String Quartet in C-minor, D703 (Quartettsatz)
String Quartet in G, D887
Doric String Quartet [Alex Redington & Jonathan Stone (violins), Hélène Clément (viola) & John Myerscough (cello)]
Recorded 23-25 May 2016 in Potton Hall, Dunwich, Suffolk, UK
Reviewed by: Antony Hodgson
Reviewed: March 2017
CD No: CHANDOS CHAN 10931
Duration: 62 minutes
The Quartettsatz is only one movement but it contains the qualities of greatness evident in all of Schubert’s late works. The Doric Quartet is always deeply expressive and also gives sufficient impulse to propel the music firmly while still sensitively caressing every phrase. The easing before the second melody is touching and all the more effective because the tune itself retains the basic speed. The musicians understand the significance of the many sudden contrasts and that the dramatic attacks – especially those marked fz – are more a shock than a mood-change because the abruptness of each is stressed with aggression, mostly so by the cellist; there is also much compassion within this performance.
The Doric musicians’ interpretation of the G-major Quartet brings out the best of the players and the shaping of the immense opening movement is superb. Again several of Schubert’s sudden fortissimo interruptions are featured but they are made part of the music and the subtly expressive touches elsewhere in the lengthy exposition are magical. Great credit to John Myerscough in his tense running descent in the first-time bars to herald the repeat; I envisage listeners feeling that they can hardly wait for the restatement of the opening. The movement takes twenty-two minutes but with playing of this quality it is not a moment too long.
The tender touches that these performers add to the Andante never interfere with progress: there is gentle, perfectly controlled rubato and the fierce interjectory passages evoke just the right amount of fear. This movement is unusually structured, rondo-like in shape but far from formal in contour – themes return but in a much altered form. The Scherzo benefits from not being rushed with the result that the Trio represents a continuation despite its required slower tempo. In the Finale there are occasional variations in speed with pressure being added when the music takes on a new dramatic aspect thereby achieving additional intensity. The two powerful rising chords that echo those found in the slow movement appear from time to time and here are stressed strongly.

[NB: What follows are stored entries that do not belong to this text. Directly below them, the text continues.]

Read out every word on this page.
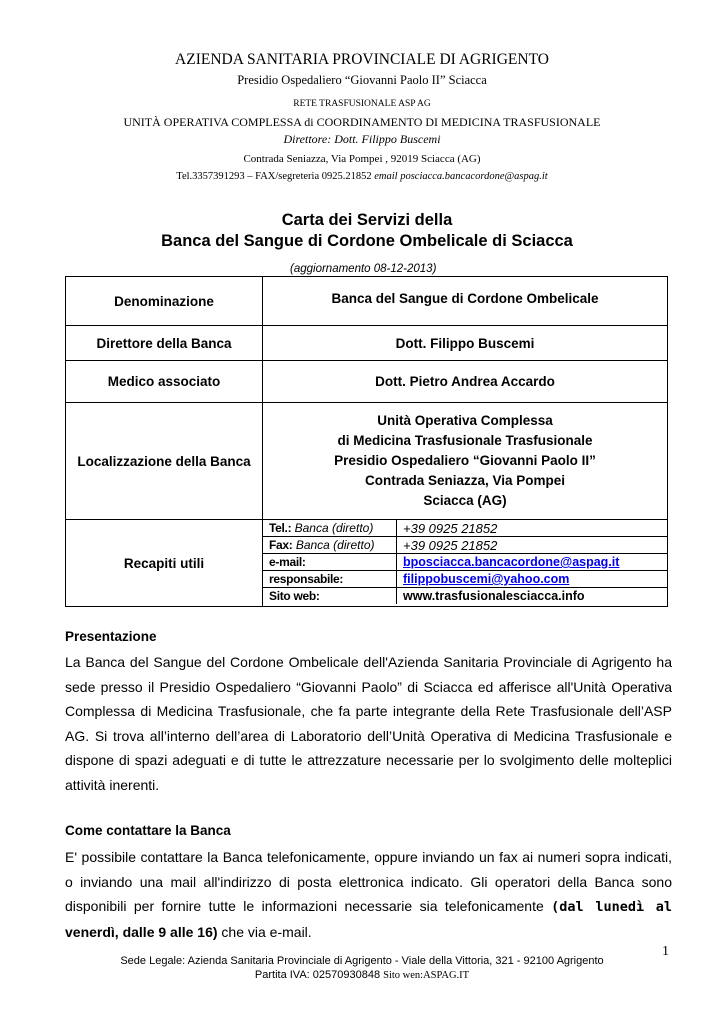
AZIENDA SANITARIA PROVINCIALE DI AGRIGENTO
Presidio Ospedaliero “Giovanni Paolo II” Sciacca
RETE TRASFUSIONALE ASP AG
UNITÀ OPERATIVA COMPLESSA di COORDINAMENTO DI MEDICINA TRASFUSIONALE
Direttore: Dott. Filippo Buscemi
Contrada Seniazza, Via Pompei , 92019 Sciacca (AG)
Tel.3357391293 – FAX/segreteria 0925.21852 email posciacca.bancacordone@aspag.it
Carta dei Servizi della
Banca del Sangue di Cordone Ombelicale di Sciacca
(aggiornamento 08-12-2013)
Denominazione	Banca del Sangue di Cordone Ombelicale
Direttore della Banca	Dott. Filippo Buscemi
Medico associato	Dott. Pietro Andrea Accardo
Localizzazione della Banca	
Unità Operativa Complessa
di Medicina Trasfusionale Trasfusionale
Presidio Ospedaliero “Giovanni Paolo II”
Contrada Seniazza, Via Pompei
Sciacca (AG)

Recapiti utili	
Tel.: Banca (diretto)	+39 0925 21852
Fax: Banca (diretto)	+39 0925 21852
e-mail:	bposciacca.bancacordone@aspag.it
responsabile:	filippobuscemi@yahoo.com
Sito web:	www.trasfusionalesciacca.info
Presentazione
La Banca del Sangue del Cordone Ombelicale dell'Azienda Sanitaria Provinciale di Agrigento ha sede presso il Presidio Ospedaliero “Giovanni Paolo” di Sciacca ed afferisce all'Unità Operativa Complessa di Medicina Trasfusionale, che fa parte integrante della Rete Trasfusionale dell’ASP AG. Si trova all’interno dell’area di Laboratorio dell’Unità Operativa di Medicina Trasfusionale e dispone di spazi adeguati e di tutte le attrezzature necessarie per lo svolgimento delle molteplici attività inerenti.
Come contattare la Banca
E' possibile contattare la Banca telefonicamente, oppure inviando un fax ai numeri sopra indicati, o inviando una mail all'indirizzo di posta elettronica indicato. Gli operatori della Banca sono disponibili per fornire tutte le informazioni necessarie sia telefonicamente (dal lunedì al venerdì, dalle 9 alle 16) che via e-mail.
1
Sede Legale: Azienda Sanitaria Provinciale di Agrigento - Viale della Vittoria, 321 - 92100 Agrigento
Partita IVA: 02570930848 Sito wen:ASPAG.IT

There are several aspects which contribute to the excellence of this reading: care with which every phrase is fashioned, but it is the ability of the musicians to play so quietly and warmly that captures the imagination and which suits the beauty of these wonderful Schubert String Quartets to perfection. The acoustic of Potton Hall is a further factor, permitting ideal clarity in this beautifully balanced recording, and Bayan Northcott’s booklet note illuminates the music skilfully.